She paused and gazed at him helplessly, laying her hand upon her brow.
“You ought not to have been alone,” he said, earnestly. “But tell me—you were not thinking of that—”
He pointed with a shudder to the sea that whispered and hissed below where they stood.
“I don’t know,” she sighed, still in the same dazed way. “I came, and it seemed to draw me towards it. I am so weary—so tired out.”
He caught her in his arms, and held her head down upon his shoulder, as he whispered in a voice deep with emotion:
“Weary, my poor girl, weary indeed. Now rest there, and, heaven helping me, half your trouble shall pass away. For I love you, Claire, love you with all my heart, and I too have suffered more than I can tell.”
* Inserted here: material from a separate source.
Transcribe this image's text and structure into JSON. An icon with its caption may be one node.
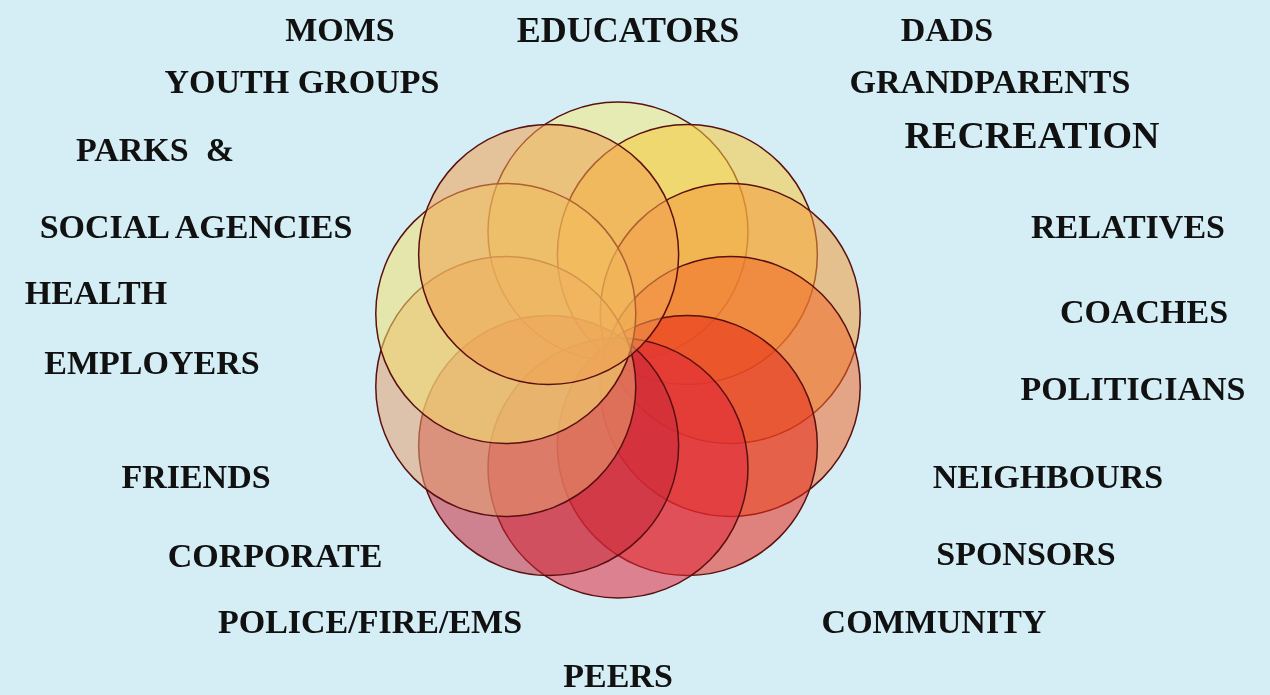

She made no resistance to his embrace, but sighed deeply, as if he was giving her the support she needed in her time of weakness; but his heart sank within him as he felt how helpless and dazed she was. She yielded to him, but it was not the yielding of one who loved, neither was there a suggestion of caress in her words. He knew that she was half distraught with the suffering that had fallen to her lot; and holding her more tightly for a moment, he pressed his lips once reverently on her forehead, and then drew her arm through his.
“I will take you back,” he said.
She looked up at him, and a pang shot through his breast as he realised how weak she had become.
“Yes,” she said at last, “you will take me back.”